Inmates from Philadelphia's correctional system have been working for the past couple of weeks on a stately chair hand-carved out of walnut. Another group of prisoners sanded, oiled and refinished the piece, which stands nearly 6 feet tall.
PHILADELPHIA (AP) – Pope Francis will have a nice place to sit when he meets with Philadelphia prisoners next month.
Inmates in the city's correctional system have been working for the past couple of weeks on a stately chair they hand-carved out of walnut. On Monday, another group of prisoners sanded, oiled and refinished the piece, which stands nearly 6 feet tall.
Rameen Perrin, who said he's spent 13 months behind bars on drug charges, said it meant a lot to be chosen for the papal project.

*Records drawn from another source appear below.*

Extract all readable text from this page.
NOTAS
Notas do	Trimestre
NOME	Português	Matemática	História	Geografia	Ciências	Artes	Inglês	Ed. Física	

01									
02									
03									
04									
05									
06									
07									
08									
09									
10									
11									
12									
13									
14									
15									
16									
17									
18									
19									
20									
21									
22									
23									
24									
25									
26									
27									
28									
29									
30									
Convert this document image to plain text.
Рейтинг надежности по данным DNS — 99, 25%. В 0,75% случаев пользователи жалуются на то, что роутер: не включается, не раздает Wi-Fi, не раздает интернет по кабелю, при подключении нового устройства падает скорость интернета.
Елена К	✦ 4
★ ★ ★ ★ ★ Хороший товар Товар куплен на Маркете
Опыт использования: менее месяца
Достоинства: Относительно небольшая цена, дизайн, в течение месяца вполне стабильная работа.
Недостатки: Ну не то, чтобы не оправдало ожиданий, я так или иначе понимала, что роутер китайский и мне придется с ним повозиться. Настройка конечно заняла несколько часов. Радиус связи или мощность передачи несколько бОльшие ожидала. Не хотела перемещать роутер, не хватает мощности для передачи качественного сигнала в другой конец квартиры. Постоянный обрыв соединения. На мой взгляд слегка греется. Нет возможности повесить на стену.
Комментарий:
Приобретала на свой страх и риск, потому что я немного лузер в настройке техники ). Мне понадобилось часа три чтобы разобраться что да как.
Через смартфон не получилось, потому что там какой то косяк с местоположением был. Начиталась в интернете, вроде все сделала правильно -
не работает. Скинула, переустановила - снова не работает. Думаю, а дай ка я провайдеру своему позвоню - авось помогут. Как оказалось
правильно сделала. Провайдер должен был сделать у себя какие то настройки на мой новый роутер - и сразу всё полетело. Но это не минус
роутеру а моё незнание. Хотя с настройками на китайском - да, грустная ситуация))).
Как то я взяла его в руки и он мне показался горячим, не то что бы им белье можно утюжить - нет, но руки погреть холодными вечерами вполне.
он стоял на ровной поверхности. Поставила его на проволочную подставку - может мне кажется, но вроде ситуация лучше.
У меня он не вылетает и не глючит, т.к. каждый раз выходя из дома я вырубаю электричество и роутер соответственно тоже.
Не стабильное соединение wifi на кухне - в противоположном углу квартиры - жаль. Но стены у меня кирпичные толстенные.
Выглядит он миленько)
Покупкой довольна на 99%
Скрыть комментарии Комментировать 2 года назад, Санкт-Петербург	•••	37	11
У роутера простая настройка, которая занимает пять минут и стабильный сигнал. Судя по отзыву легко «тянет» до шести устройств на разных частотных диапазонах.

Prisoners were picked based on work ethic, skill and reliability.
"It made me honored because I'm one of the ones that work hard, and they noticed," said Perrin, 21.
The chair was made and refinished at the Philadelphia Industrial Correctional Center, one of six jails in the municipal system.
Next, it will be upholstered at Curran-Fromhold Correctional Facility, where Francis plans to meet Sept. 27 with about 100 prisoners and their relatives during a two-day trip to the city.
Francis has made prison ministry a focus of his pontificate. He meets frequently with inmates and has washed prisoners' feet during pre-Easter rituals. In July, he visited a notorious Bolivian prison where he urged inmates to help one another and exhorted staff to rehabilitate prisoners, not humiliate them.
Anthony Newman, assistant director of a vocational program in the Philadelphia prisons, designed the gift for Francis and has been overseeing its construction. He hopes to see the pontiff enjoy the finished product but isn't sure how the chair will be presented to him.
"The fact that I got the privilege to do the chair is good enough if I never see him sit in the chair," Newman said. "So I'm happy."
The prisoners who get to meet with the pope have not yet been chosen but will include some who made the chair, officials said.
Prisons Commissioner Louis Giorla said previously that good behavior would be one factor in the selection process. Many faiths will be represented, officials said.
Giorla has said he's especially glad the pope asked to meet with inmates' families because "we feel that community ties, family reunification is one of our goals."
In January, inmates also made a special chair for Philadelphia Archbishop Charles Chaput when he celebrated Mass at the facility.
Francis is scheduled to visit Philadelphia on Sept. 26-27 to close out the World Meeting of Families, a triennial Catholic conference focused on strengthening family bonds.
In addition to the prison visit, he plans to give a speech at Independence Hall, attend an outdoor family festival and lead a public Mass for more than 1 million pilgrims.